– А как они выглядели?
– Как и он, – говорит Марк, тыча большим пальцем куда-то через плечо. Я оборачиваюсь – на улице пусто. Мне требуется несколько мгновений, чтобы понять:
– Ты о том типе, что не выпускал меня?
– Да, о нем.
– Сильно похож?
– Не уверен. Я его еле-еле рассмотрел. Он скорчил рожу!
Я решил не спрашивать, какого рода рожу, несмотря на внезапный иррациональный страх того, что Марк действительно видел охранника. Мысль подтакивает меня еще раз убедиться в том, что улица все еще пуста.
– Этот клоун идет за нами? – спрашивает Марк.
– Я никого не вижу, – я делаю все, что в моих силах, чтобы этими словами закрыть тему, но все же не сдерживаюсь и добавляю: – Знаешь, хватит с меня пока клоунов.
– Клоунов? Ты же не о Табби?
– И его с меня пока хватит.
Весь оставшийся путь до станции Марк молчит. Выпуклые зеркала у турникетов раздувают его лицо, на котором – не то недоверие, не то упрек; понять трудно, коль скоро он не произносит ни слова.
Когда мы спускаемся на платформу, в дальнем конце которой несколько подвыпивших гуляк, явно с какой-то вечеринки, водят шаткий-валкий хоровод и раздувают «тещины языки», его молчание вынуждает меня сказать:
– Когда я говорил о клоунах, я думал о цирке.
– Приехал цирк? Мы пойдем?
– Тебе так понравилось увиденное, что ты хочешь больше?
– А ты разве нет?
– Мне хорошо и так.
Теперь не остается сомнений в том, что выражение его лица – недоверчиво-сердитое.
– А я думал, тебе нравится Табби!
– Не понимаю, как он со всем этим связан.
– Очень просто. – Марк издает неуверенный смешок. Аккомпанементом его словам служат дудящие звуки и бумажный шелест «тещиных языков». – Он – это то, что мы видели.
– Ты про его фильмы?
Когда Марк кивает, смеюсь и я.
– Прости. Я почему-то подумал, что ты говоришь про то представление в цирке.
– Почему? Я же совсем не то имел в виду.
– В чем-то он похож на тех клоунов, не находишь?
– Ну, не знаю даже. – Марк снова хихикает. – Мы же так на них и не посмотрели.
– В смыслеле? Ты этото о чем?
Я не могу сказать, поражен ли он вопросами – или тем, что я выговариваю гораздо больше слогов, чем нужно.
– Ну ты даешь, Саймон! Мы же так туда и не попали.
Он явно разыгрывает очередную шутку, но у меня это, на удивление, не вызывает недовольства.
– Почему же – не попали?
Он улыбается мне так, будто это я сейчас над ним подшучиваю.

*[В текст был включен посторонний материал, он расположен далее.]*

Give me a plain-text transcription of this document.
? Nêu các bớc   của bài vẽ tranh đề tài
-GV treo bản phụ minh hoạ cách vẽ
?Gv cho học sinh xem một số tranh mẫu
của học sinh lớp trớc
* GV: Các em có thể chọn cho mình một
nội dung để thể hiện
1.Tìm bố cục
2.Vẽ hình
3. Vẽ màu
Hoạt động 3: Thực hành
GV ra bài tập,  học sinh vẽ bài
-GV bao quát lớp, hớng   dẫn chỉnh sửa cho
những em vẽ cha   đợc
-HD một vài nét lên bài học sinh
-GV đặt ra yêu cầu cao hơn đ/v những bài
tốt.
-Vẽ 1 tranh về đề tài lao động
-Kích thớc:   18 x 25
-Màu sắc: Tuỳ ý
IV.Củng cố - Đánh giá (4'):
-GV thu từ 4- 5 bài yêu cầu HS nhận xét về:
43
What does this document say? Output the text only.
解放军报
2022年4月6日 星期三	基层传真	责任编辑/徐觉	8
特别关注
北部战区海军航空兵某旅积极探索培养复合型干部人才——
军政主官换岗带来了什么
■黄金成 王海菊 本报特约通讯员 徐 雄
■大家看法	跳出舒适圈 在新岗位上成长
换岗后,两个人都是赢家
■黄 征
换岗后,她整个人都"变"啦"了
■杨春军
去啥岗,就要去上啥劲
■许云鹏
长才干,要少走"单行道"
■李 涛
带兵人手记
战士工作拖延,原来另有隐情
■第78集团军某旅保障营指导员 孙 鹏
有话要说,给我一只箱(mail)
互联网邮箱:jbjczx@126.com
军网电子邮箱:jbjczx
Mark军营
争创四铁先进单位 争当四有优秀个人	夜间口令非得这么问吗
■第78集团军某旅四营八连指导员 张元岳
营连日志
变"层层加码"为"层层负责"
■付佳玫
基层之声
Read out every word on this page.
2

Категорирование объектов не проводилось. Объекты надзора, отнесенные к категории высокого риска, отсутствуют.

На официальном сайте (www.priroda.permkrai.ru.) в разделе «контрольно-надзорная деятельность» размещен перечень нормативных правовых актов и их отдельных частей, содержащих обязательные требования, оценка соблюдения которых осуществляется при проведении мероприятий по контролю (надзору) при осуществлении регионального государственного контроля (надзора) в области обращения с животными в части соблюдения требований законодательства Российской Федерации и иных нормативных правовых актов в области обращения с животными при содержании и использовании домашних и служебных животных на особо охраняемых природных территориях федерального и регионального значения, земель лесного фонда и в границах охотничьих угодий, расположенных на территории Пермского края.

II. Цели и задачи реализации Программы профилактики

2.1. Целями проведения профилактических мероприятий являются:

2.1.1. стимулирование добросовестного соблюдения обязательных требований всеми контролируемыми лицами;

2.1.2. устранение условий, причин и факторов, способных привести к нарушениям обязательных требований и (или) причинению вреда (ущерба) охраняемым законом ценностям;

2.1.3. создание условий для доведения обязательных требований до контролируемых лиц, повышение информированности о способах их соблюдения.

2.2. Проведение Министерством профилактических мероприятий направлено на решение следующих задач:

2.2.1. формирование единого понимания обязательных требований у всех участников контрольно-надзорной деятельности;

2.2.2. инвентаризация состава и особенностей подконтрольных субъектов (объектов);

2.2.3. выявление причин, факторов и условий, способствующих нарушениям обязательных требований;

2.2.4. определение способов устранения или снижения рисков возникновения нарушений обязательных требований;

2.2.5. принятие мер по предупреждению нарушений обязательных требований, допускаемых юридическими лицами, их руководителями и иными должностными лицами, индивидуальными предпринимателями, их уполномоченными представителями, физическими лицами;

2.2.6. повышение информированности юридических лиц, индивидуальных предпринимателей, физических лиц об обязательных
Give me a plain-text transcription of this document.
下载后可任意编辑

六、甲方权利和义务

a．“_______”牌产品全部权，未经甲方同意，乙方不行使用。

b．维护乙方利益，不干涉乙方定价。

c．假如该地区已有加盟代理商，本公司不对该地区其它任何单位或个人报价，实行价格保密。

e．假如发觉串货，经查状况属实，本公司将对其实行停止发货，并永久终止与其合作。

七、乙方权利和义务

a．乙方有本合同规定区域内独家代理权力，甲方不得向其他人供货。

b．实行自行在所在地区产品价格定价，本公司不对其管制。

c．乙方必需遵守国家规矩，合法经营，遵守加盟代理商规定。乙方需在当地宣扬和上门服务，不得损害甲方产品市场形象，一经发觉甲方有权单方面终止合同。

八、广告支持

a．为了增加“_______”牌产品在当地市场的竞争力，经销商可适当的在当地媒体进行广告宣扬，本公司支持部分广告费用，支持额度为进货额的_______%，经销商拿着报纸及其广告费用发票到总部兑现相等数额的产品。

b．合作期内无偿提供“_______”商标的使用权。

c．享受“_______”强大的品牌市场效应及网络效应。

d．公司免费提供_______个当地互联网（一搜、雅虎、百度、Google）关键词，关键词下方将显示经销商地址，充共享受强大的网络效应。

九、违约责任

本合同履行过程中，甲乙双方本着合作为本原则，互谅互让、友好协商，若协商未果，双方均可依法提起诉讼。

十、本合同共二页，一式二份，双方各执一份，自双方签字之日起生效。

– Мы исходили тогда весь парк, как какой-нибудь лабиринт. Цирка нигде не было. Потом позвонила мама и подобрала нас.
Я чувствую, будто все кругом – широкая улыбка Марка, необъятное холодное дыхание приближающегося поезда, раскачивающиеся в хороводе гуляки, плюющиеся «тещиными языками» словно в попытке изобразить лягушек – вот-вот исчезнет. Как мираж, который уже не выдерживает собственного притворства. Я хватаюсь за память – как за соломинку, способную меня спасти.
– Погоди-ка, Марк. Она же спросила тебя тогда, понравилось ли тебе. И ты ответил: «Да, было смешно».
– Да, так и было. Но я говорил про фильм. Фильм с Табби.
– Вот как, – мои слова уносит поток воздуха, мчащийся впереди поезда. Из-за грохота колес я и сам их едва слышу. Бездумно следую за Марком в вагон. Пока он сидит напротив, я все жду, что он начнет широко улыбаться – ага, Саймон, старик, славно я тебя разыграл? – но натыкаюсь лишь на его не по-детски обеспокоенный взгляд.
– Ты же шутил сейчас, когда говорил о цирке, правда?
– Да. Просто пошутил, – сказав это, я задаюсь вопросом, кто же из нас кого обманывает. Или мы оба – лишь пленники чьей-то хохмы? Кто же тогда здесь главный шутник? Гуляки машут нам вослед – дудит и хлопает нестройный хор бумажных язычков. – Ладно.